🤖 AI Summary
To address personnel safety and collision risks during tower crane lifting operations in Modular Integrated Construction (MiC), this paper proposes a multi-sensor fusion-based bird’s-eye-view 3D safety monitoring system. Methodologically, we design a tightly coupled camera–LiDAR 3D data fusion framework enabling sub-meter real-time 3D localization of workers and MiC modules; further, an end-to-end AI pipeline integrates object detection, point cloud segmentation, and spatiotemporal trajectory prediction to support dynamic human–machine collaborative hazard warnings.
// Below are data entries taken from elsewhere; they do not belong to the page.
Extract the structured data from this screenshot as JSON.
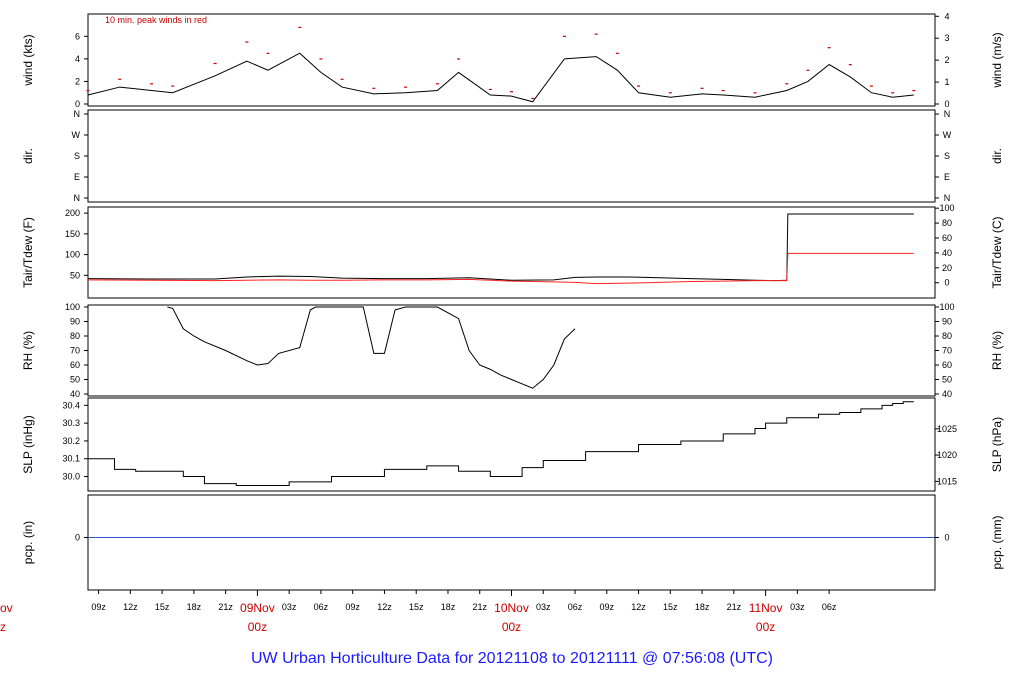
{
  "title": "UW Urban Horticulture Data for 20121108  to  20121111 @ 07:56:08  (UTC)",
  "chart_data": [
    {
      "type": "line",
      "panel": "wind",
      "ylabel_left": "wind (kts)",
      "ylabel_right": "wind (m/s)",
      "annotation": "10 min. peak winds in red",
      "ylim": [
        0,
        7.8
      ],
      "yticks_left": [
        "0",
        "2",
        "4",
        "6"
      ],
      "yticks_right": [
        "0",
        "1",
        "2",
        "3",
        "4"
      ],
      "series": [
        {
          "values_x": [
            0,
            3,
            6,
            8,
            12,
            15,
            17,
            20,
            22,
            24,
            27,
            30,
            33,
            35,
            38,
            40,
            42,
            45,
            48,
            50,
            52,
            55,
            58,
            60,
            63,
            66,
            68,
            70,
            72,
            74,
            76,
            78
          ],
          "values_y": [
            0.8,
            1.5,
            1.2,
            1.0,
            2.5,
            3.8,
            3.0,
            4.5,
            2.8,
            1.5,
            0.9,
            1.0,
            1.2,
            2.8,
            0.8,
            0.7,
            0.2,
            4.0,
            4.2,
            3.0,
            1.0,
            0.6,
            0.9,
            0.8,
            0.6,
            1.2,
            2.0,
            3.5,
            2.4,
            1.0,
            0.6,
            0.8
          ]
        },
        {
          "values_x": [
            0,
            3,
            6,
            8,
            12,
            15,
            17,
            20,
            22,
            24,
            27,
            30,
            33,
            35,
            38,
            40,
            42,
            45,
            48,
            50,
            52,
            55,
            58,
            60,
            63,
            66,
            68,
            70,
            72,
            74,
            76,
            78
          ],
          "values_y": [
            1.2,
            2.2,
            1.8,
            1.6,
            3.6,
            5.5,
            4.5,
            6.8,
            4.0,
            2.2,
            1.4,
            1.5,
            1.8,
            4.0,
            1.3,
            1.1,
            0.5,
            6.0,
            6.2,
            4.5,
            1.6,
            1.0,
            1.4,
            1.2,
            1.0,
            1.8,
            3.0,
            5.0,
            3.5,
            1.6,
            1.0,
            1.2
          ]
        }
      ]
    },
    {
      "type": "scatter",
      "panel": "dir",
      "ylabel_left": "dir.",
      "ylabel_right": "dir.",
      "yticks": [
        "N",
        "W",
        "S",
        "E",
        "N"
      ]
    },
    {
      "type": "line",
      "panel": "temp",
      "ylabel_left": "Tair/Tdew (F)",
      "ylabel_right": "Tair/Tdew (C)",
      "ylim": [
        0,
        210
      ],
      "yticks_left": [
        "50",
        "100",
        "150",
        "200"
      ],
      "yticks_right": [
        "0",
        "20",
        "40",
        "60",
        "80",
        "100"
      ],
      "series": [
        {
          "values_x": [
            0,
            6,
            12,
            15,
            18,
            21,
            24,
            28,
            32,
            36,
            40,
            44,
            46,
            48,
            51,
            54,
            57,
            60,
            63,
            65,
            66,
            66.1,
            78
          ],
          "values_y": [
            42,
            41,
            41,
            46,
            48,
            47,
            43,
            42,
            42,
            44,
            38,
            39,
            45,
            46,
            46,
            44,
            42,
            40,
            38,
            37,
            38,
            198,
            198
          ]
        },
        {
          "values_x": [
            0,
            6,
            12,
            15,
            18,
            21,
            24,
            28,
            32,
            36,
            40,
            44,
            46,
            48,
            51,
            54,
            57,
            60,
            63,
            65,
            66,
            66.1,
            78
          ],
          "values_y": [
            39,
            38,
            37,
            38,
            39,
            38,
            38,
            39,
            39,
            40,
            36,
            34,
            33,
            30,
            31,
            33,
            35,
            36,
            37,
            37,
            37,
            103,
            103
          ]
        }
      ]
    },
    {
      "type": "line",
      "panel": "rh",
      "ylabel_left": "RH (%)",
      "ylabel_right": "RH (%)",
      "ylim": [
        40,
        100
      ],
      "yticks": [
        "40",
        "50",
        "60",
        "70",
        "80",
        "90",
        "100"
      ],
      "values_x": [
        7.5,
        8,
        9,
        10,
        11,
        13,
        15,
        16,
        17,
        18,
        20,
        20.5,
        21,
        21.5,
        22,
        24,
        25,
        26,
        27,
        28,
        29,
        30,
        31,
        33,
        35,
        36,
        37,
        38,
        39,
        40,
        42,
        43,
        44,
        45,
        46
      ],
      "values_y": [
        100,
        99,
        85,
        80,
        76,
        70,
        63,
        60,
        61,
        68,
        72,
        85,
        98,
        100,
        100,
        100,
        100,
        100,
        68,
        68,
        98,
        100,
        100,
        100,
        92,
        70,
        60,
        57,
        53,
        50,
        44,
        50,
        60,
        78,
        85
      ]
    },
    {
      "type": "line",
      "panel": "slp",
      "ylabel_left": "SLP (inHg)",
      "ylabel_right": "SLP (hPa)",
      "ylim": [
        29.93,
        30.43
      ],
      "yticks_left": [
        "30.0",
        "30.1",
        "30.2",
        "30.3",
        "30.4"
      ],
      "yticks_right": [
        "1015",
        "1020",
        "1025"
      ],
      "values_x": [
        0,
        2.5,
        4.5,
        9,
        11,
        14,
        19,
        23,
        28,
        32,
        35,
        38,
        41,
        43,
        47,
        52,
        56,
        60,
        63,
        64,
        66,
        69,
        71,
        73,
        75,
        76,
        77,
        78
      ],
      "values_y": [
        30.1,
        30.04,
        30.03,
        30.0,
        29.96,
        29.95,
        29.97,
        30.0,
        30.04,
        30.06,
        30.03,
        30.0,
        30.05,
        30.09,
        30.14,
        30.18,
        30.2,
        30.24,
        30.27,
        30.3,
        30.33,
        30.35,
        30.36,
        30.38,
        30.4,
        30.41,
        30.42,
        30.42
      ]
    },
    {
      "type": "line",
      "panel": "pcp",
      "ylabel_left": "pcp. (in)",
      "ylabel_right": "pcp. (mm)",
      "yticks_left": [
        "0"
      ],
      "yticks_right": [
        "0"
      ],
      "values": [
        0
      ]
    }
  ],
  "xaxis": {
    "hour_ticks": [
      "09z",
      "12z",
      "15z",
      "18z",
      "21z",
      "03z",
      "06z",
      "09z",
      "12z",
      "15z",
      "18z",
      "21z",
      "03z",
      "06z",
      "09z",
      "12z",
      "15z",
      "18z",
      "21z",
      "03z",
      "06z"
    ],
    "day_labels": [
      {
        "line1": "09Nov",
        "line2": "00z"
      },
      {
        "line1": "10Nov",
        "line2": "00z"
      },
      {
        "line1": "11Nov",
        "line2": "00z"
      }
    ],
    "clipped_left": {
      "line1": "ov",
      "line2": "z"
    }
  }
}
Our key contributions are: (i) the first application of multimodal 3D perception to high-altitude lifting safety monitoring, overcoming limitations of conventional 2D video analytics; and (ii) empirical validation on a real construction site, achieving <0.3 m 3D localization error and <200 ms alarm latency—demonstrating significant improvements in automation, robustness, and practical engineering deployability.
📝 Abstract
The tower crane is involving more automated and intelligent operation procedure, and importantly, the application of automation technologies to the safety issues is imperative ahead of the utilization of any other advances. Among diverse risk management tasks on site, it is essential to protect the human workers on the workspace between the tower crane and constructed building top area (construction top) from the bird's-eye view, especially with Modular Integrated Construction (MiC) lifted. Also, the camera and Light Detection And Ranging (LiDAR) can capture abundant 3D information on site, which is however yet made the best use. Considering the safety protection for humans and tower cranes, we present an AI-based fully automated safety monitoring system for tower crane lifting from the bird's-eye view, surveilling to shield the human workers on the construction top and avoid cranes' collision by alarming the crane operator. The system achieved a 3D data fusion for localization of humans and MiCs by integrating the captured information from camera and LiDAR. The state-of-the-art methods were explored and implemented into our proposed software pipeline coupled with the hardware and display systems. Furthermore, we conducted an analysis of the components in the pipeline to verify the accuracy and effectiveness of the involved methods. The display and visualization on the real site proved that our system can serve as a valuable safety monitoring toolkit on site.